L’histoire future, tout le monde le sent aujourd’hui, clairement ou confusément, est fondamentalement menacée, et cela sur tous les fronts : climat, biodiversité, épuisement des ressources, surpopulation. Problèmes structurels, auxquels s’ajoutent le nombre croissant de pays « faillis », la décrédibilisation de la démocratie dans le monde, tant dans les pays « autoritaires », bien sûr, que dans les pays plus anciennement et traditionnellement « démocratiques » (du moins en façade). Et c’est précisément à ce moment de crise structurelle, où l’humanité tout entière (Je fais partie de ces idéalistes pour lesquels le concept d’ « humanité tout entière » a encore un sens, malgré les éructations philosophiques, froidement calculées, d’un Thomas Hobbes, qui en niait radicalement la pertinence), c’est donc à ce moment que l’humanité (mais pas tout entière) se paie le luxe de conflits comme celui de la Russie et de l’Ukraine (avec ses implications géopolitiques, en Afrique par exemple, avec la réduction des exportations de blé).
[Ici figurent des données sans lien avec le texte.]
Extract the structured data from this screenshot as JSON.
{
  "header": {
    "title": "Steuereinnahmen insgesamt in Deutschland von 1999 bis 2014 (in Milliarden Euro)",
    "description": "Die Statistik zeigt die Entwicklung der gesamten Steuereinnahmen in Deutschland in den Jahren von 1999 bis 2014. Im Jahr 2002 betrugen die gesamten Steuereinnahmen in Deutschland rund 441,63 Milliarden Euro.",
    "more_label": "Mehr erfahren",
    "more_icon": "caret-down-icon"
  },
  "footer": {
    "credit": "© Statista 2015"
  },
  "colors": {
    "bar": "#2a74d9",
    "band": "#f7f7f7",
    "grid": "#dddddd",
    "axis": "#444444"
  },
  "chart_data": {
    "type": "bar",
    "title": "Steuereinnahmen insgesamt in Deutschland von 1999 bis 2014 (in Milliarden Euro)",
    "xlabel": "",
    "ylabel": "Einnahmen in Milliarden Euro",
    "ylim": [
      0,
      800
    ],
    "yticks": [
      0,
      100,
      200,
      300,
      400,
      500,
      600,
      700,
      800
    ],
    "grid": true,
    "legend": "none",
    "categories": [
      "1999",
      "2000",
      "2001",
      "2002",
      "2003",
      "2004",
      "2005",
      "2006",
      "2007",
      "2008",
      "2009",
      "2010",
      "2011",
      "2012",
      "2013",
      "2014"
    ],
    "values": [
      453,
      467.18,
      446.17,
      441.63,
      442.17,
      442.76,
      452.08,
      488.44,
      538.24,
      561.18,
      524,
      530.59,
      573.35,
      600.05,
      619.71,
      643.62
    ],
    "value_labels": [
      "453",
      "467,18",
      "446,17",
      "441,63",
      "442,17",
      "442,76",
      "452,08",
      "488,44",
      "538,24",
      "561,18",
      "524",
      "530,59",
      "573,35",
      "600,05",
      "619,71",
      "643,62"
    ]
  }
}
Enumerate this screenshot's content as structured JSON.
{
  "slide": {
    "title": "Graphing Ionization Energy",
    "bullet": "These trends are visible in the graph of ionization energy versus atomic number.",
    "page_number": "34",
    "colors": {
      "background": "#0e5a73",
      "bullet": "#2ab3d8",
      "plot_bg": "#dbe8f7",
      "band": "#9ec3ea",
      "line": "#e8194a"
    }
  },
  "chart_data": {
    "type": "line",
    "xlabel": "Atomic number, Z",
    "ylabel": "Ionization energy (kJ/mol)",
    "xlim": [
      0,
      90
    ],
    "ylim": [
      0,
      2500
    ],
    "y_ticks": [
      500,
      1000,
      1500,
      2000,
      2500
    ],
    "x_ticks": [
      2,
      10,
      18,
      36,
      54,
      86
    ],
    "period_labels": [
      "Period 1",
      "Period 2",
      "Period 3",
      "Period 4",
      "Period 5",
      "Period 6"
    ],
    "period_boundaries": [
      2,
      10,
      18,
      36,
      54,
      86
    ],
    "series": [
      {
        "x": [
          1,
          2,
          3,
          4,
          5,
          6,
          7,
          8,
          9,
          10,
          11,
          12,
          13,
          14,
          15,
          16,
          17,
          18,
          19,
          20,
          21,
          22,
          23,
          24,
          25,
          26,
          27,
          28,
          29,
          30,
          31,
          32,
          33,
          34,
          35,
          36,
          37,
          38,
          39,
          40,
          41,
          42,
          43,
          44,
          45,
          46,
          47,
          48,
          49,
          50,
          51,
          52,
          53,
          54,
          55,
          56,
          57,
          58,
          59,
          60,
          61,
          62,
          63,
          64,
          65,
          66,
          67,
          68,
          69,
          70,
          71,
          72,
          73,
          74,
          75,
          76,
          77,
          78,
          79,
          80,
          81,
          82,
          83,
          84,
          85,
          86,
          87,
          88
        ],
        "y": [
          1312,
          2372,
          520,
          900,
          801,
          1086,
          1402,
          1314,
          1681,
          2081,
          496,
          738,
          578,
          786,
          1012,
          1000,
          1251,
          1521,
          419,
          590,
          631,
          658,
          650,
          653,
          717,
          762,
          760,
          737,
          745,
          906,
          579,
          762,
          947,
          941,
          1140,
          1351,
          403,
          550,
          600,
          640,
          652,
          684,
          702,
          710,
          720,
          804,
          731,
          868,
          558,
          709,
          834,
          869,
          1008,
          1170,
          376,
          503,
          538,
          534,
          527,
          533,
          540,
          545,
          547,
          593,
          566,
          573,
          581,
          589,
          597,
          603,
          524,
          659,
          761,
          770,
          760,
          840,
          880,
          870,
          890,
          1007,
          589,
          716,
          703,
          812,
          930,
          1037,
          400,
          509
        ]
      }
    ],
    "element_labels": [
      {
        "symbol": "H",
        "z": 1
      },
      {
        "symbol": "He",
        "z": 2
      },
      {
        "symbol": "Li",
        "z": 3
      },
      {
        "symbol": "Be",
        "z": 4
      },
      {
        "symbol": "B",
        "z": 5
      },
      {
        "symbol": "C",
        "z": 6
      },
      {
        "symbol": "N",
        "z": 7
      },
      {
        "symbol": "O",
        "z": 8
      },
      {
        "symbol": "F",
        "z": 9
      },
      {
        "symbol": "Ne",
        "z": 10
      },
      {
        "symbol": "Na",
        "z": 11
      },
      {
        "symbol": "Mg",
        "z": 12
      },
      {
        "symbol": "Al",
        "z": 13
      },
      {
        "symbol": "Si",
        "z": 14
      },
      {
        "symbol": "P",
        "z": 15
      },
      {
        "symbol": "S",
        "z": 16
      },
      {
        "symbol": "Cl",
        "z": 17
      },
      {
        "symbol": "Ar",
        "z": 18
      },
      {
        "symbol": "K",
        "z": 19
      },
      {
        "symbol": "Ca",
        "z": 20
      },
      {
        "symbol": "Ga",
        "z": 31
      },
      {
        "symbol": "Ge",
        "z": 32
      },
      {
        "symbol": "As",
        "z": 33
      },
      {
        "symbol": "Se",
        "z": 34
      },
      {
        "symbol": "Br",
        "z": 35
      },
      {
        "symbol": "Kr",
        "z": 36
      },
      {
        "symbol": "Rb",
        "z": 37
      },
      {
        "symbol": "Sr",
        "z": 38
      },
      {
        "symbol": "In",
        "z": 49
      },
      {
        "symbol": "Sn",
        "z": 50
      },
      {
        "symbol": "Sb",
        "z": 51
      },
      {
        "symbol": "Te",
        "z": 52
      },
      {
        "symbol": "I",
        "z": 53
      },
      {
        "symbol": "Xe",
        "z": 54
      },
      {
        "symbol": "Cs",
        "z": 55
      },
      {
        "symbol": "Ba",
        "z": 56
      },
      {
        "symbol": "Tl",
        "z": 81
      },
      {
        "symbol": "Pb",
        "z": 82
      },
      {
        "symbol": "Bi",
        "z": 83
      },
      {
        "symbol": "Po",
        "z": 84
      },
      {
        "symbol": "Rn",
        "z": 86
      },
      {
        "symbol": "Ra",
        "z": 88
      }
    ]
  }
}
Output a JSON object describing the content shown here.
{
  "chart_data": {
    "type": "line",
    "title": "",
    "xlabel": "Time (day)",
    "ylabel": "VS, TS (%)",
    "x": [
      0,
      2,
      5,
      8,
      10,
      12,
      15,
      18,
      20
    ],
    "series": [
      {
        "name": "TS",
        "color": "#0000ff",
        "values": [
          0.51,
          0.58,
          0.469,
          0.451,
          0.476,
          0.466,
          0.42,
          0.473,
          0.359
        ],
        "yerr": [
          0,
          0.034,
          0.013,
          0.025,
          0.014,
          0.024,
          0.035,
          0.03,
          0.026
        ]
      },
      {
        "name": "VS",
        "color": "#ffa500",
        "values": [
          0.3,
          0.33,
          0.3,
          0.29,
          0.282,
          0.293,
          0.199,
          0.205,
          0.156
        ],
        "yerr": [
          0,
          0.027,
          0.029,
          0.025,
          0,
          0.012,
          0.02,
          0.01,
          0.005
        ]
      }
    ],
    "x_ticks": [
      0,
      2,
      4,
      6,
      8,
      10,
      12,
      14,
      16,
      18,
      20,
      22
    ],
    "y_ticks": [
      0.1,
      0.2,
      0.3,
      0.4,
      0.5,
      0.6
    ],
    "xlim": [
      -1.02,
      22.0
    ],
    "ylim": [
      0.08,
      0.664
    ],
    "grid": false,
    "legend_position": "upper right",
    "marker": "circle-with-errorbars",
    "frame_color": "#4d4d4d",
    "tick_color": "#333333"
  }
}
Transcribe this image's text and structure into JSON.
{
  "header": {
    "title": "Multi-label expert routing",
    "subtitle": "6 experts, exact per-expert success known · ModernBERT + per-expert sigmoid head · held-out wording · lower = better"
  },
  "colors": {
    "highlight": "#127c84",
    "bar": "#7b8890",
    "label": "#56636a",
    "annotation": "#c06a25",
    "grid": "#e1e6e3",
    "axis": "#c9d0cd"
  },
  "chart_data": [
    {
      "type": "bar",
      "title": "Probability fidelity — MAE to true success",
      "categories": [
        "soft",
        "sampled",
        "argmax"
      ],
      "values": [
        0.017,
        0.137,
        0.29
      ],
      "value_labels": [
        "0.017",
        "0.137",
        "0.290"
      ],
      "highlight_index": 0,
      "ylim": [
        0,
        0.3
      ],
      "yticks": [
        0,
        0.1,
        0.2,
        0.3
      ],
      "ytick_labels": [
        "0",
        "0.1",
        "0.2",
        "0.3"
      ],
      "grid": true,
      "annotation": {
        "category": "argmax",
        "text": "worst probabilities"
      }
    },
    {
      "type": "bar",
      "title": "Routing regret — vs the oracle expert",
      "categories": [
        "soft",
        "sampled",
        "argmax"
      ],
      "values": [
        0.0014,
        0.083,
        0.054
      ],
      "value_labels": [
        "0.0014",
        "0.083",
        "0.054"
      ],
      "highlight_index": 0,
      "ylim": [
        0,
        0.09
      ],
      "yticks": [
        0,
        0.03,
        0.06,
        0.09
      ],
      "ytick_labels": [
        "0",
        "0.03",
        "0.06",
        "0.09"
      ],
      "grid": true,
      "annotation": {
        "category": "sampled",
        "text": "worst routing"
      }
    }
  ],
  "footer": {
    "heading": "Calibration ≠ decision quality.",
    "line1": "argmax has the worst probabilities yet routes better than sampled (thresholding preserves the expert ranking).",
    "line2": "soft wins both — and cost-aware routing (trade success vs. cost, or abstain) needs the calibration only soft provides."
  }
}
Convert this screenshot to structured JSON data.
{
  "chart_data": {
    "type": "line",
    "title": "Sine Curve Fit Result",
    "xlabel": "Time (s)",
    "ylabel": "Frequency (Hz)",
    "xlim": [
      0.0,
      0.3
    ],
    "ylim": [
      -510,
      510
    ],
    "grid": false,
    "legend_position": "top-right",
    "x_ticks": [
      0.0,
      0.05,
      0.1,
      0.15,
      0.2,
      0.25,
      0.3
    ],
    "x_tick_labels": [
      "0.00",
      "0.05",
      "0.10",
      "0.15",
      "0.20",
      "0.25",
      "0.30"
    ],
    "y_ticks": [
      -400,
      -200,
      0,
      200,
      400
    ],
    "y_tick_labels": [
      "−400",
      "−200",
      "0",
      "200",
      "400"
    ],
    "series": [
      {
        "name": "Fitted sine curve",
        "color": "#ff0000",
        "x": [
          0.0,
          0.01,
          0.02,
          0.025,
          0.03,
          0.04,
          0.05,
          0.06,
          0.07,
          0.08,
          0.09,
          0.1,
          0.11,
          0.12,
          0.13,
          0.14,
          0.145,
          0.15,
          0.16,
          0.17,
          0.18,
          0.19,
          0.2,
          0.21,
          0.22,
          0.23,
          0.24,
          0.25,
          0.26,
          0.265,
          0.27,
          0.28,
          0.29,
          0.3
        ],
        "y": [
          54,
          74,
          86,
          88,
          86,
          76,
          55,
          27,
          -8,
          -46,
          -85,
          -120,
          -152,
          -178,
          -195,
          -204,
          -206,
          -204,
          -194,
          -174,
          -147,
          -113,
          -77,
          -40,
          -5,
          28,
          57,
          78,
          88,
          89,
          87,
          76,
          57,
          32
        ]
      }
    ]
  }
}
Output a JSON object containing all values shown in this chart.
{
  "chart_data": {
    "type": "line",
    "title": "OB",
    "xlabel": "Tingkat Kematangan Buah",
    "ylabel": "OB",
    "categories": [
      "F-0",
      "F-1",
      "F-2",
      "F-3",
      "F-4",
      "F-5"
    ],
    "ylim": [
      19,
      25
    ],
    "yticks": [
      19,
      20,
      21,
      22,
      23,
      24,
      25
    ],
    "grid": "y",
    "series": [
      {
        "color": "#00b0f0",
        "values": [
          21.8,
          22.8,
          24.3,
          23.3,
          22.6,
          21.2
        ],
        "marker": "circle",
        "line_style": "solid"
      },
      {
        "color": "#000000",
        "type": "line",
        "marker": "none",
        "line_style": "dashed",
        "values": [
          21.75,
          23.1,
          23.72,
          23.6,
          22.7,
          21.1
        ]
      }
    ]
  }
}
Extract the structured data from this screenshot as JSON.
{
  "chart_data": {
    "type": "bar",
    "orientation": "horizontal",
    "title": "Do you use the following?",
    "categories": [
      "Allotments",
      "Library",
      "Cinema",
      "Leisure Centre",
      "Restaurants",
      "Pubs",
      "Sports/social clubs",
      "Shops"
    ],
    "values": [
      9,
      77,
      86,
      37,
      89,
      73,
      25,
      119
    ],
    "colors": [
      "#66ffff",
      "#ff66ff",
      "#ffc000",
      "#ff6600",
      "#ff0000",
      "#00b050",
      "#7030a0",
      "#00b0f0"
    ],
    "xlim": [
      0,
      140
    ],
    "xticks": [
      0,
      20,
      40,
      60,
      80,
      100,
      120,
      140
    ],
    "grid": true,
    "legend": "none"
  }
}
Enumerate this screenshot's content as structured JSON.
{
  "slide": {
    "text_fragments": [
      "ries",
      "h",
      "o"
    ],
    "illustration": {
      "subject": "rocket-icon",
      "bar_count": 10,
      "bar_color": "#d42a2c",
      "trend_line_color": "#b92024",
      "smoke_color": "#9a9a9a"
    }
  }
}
La « fondamentation » est l’un de ces néologismes que le traducteur de Heidegger a estimé utile de forger, pour mettre en valeur, et pour faire mieux sentir ce « sens », cette « vérité de l’être » que le philosophe s’attachait à explorer, juste avant que la 2e Guerre mondiale n’explose. Je pense que la période actuelle, si elle n’est pas « nazie », n’est pas sans exhaler, pour sa propre part, des odeurs franchement nauséabondes. Je pense aussi que les problématiques du « sens », de la « vérité », et de l’« être », doivent rester au cœur de notre pensée critique, précisément parce que le « sens » disparaît aujourd’hui des discours politiques, – ainsi que la « vérité », qui est indubitablement la première victime de tout conflit armé, comme on sait. Quant à l’« être », comment s’en passer ? Dans un monde sans sens et sans vérité, c’est tout ce qui nous reste, à nous, simples humains : l’être. Du moins, à nous qui sommes encore là, en vie, et qui n’avons donc pas péri dans telles ou telles catastrophes faites de main d’homme.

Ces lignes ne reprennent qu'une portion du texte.